The first question here being: what are patents?
Simply, patents are a legal mechanism for the encouragement of innovation. The aim is to benefit society by providing an incentive for invention and investment, with inventors (and financiers) gaining exclusive commercial rights to a particular innovation for 20 years.
In return for those rights, society gains access to information about the innovation, offering a springboard for future development.
Other patents are fundamental, covering the pharmaceuticals and electronics that we take for granted.
Australian patent law forms part of an international regime – currently the Agreement on Trade-Related Aspects of Intellectual Property Rights (TRIPS) – and has done so since before federation.
Our participation in that regime is a reminder that globalisation isn’t new: trade, investment and research have been taking place across borders for more than a century.
Individual researchers and institutions may choose not to seek patent protection, instead placing discovering in the public domain and forgoing revenue opportunities.
But that choice is likely to be increasingly difficult, as an ageing population results in increased welfare spending at the expense of government support for pure and applied research.
Disagreements about patent law and about the best ways to foster creativity date from the time of the Tudors.
Laments about the wickedness of investors, the avarice of inventors and abuse by patent lawyers are perennial. They are a feature of the ongoing culture wars that are an inescapable and unresolvable aspect of modernity.
There is then, in this sense, nothing new.
Australian law is predicated on the notion that individuals and corporations will resolve disagreements through negotiation or the courts.
While the news has been full of tech giants suing one another of late, litigation does not signify an imminent collapse of patent law. Rather, it’s a sign of business as usual.

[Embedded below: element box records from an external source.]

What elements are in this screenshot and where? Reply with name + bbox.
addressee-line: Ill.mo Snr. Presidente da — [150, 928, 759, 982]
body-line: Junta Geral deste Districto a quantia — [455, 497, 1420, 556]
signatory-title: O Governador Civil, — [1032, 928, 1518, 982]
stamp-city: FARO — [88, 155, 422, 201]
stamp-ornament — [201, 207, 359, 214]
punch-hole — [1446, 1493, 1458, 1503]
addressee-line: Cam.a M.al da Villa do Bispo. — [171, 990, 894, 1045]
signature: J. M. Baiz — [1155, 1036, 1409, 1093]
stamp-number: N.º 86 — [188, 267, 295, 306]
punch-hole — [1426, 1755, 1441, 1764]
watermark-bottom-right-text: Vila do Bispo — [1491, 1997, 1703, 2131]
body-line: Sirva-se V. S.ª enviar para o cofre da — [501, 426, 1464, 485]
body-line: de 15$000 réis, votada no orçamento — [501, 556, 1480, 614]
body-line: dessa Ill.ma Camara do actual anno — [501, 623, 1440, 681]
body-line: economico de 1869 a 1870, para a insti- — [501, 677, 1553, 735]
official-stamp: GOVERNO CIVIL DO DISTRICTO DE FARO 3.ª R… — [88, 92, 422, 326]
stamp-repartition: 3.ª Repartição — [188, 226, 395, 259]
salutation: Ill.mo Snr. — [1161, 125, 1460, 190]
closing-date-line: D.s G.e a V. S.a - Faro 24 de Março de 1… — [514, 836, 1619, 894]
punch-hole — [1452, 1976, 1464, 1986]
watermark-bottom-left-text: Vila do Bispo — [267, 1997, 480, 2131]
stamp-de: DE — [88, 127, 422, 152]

In fact, despite increased reports of litigation of late, Australian courts, government agencies – such as the Productivity Commission and Australian Competition & Consumer Commission – and independent bodies such as the Intellectual Property Research Institute of Australia have not identified an explosion in patent litigation.
They have not expressed fundamental concern that major holders are abusing the law through coercive litigation against potential market entrants or through egregious rent-seeking.
Businesses are instead doing what businesses do: seeking to maximise their advantage in a competitive environment.
To paraphrase Shakespeare, the fault is with ourselves – the shape of business and innovation in liberal democratic states – rather than with patent law.
It is often a long and expensive journey from the lab bench to the blister pack containing lifesaving medications or the must-have tool such as a mobile phone.
Contrary to popular images of an Einstein-like figure with a succession of eureka moments in the garage or garden shed, most innovation is an industrial process that involves a hard grind and teams of innovators rather than individuals.
(Thomas Edison, often characterised as the archetypal inventor, in reality mugged for the cameras while hundreds of his employees got on with research behind the scenes.)
Numerous organisations have invented brilliantly but languished commercially, despite their patent portfolios and the very best patent lawyers money could buy, because their executives were inept or self-involved and their production or after-sales service was poor.
From that perspective, we might be cautious in accepting recent alarms about Google’s much-publicised acquisition of Motorola patents, hyperbole about gene patenting or expressions of “declinism” such as claims China is out-patenting (rather than merely out-manufacturing) the US.
Some patents are junk. They have no real value or won’t stand up if contested in court. Many of the patents in corporate or private equity portfolios won’t be commercially significant and won’t be used to stifle competition.
Yes, China’s patent registrations are rising but yes, analysts also question the credibility of many registrations.
Unlike death and taxes, success with a patent isn’t a certainty. In looking beyond the headlines and soundbites we would do well to remember that patents do not last forever – they have a finite life.
Today’s patent is next year’s footnote, not fetters permanently restricting research and public benefit.
Unfortunately, that reality doesn’t make for good headlines.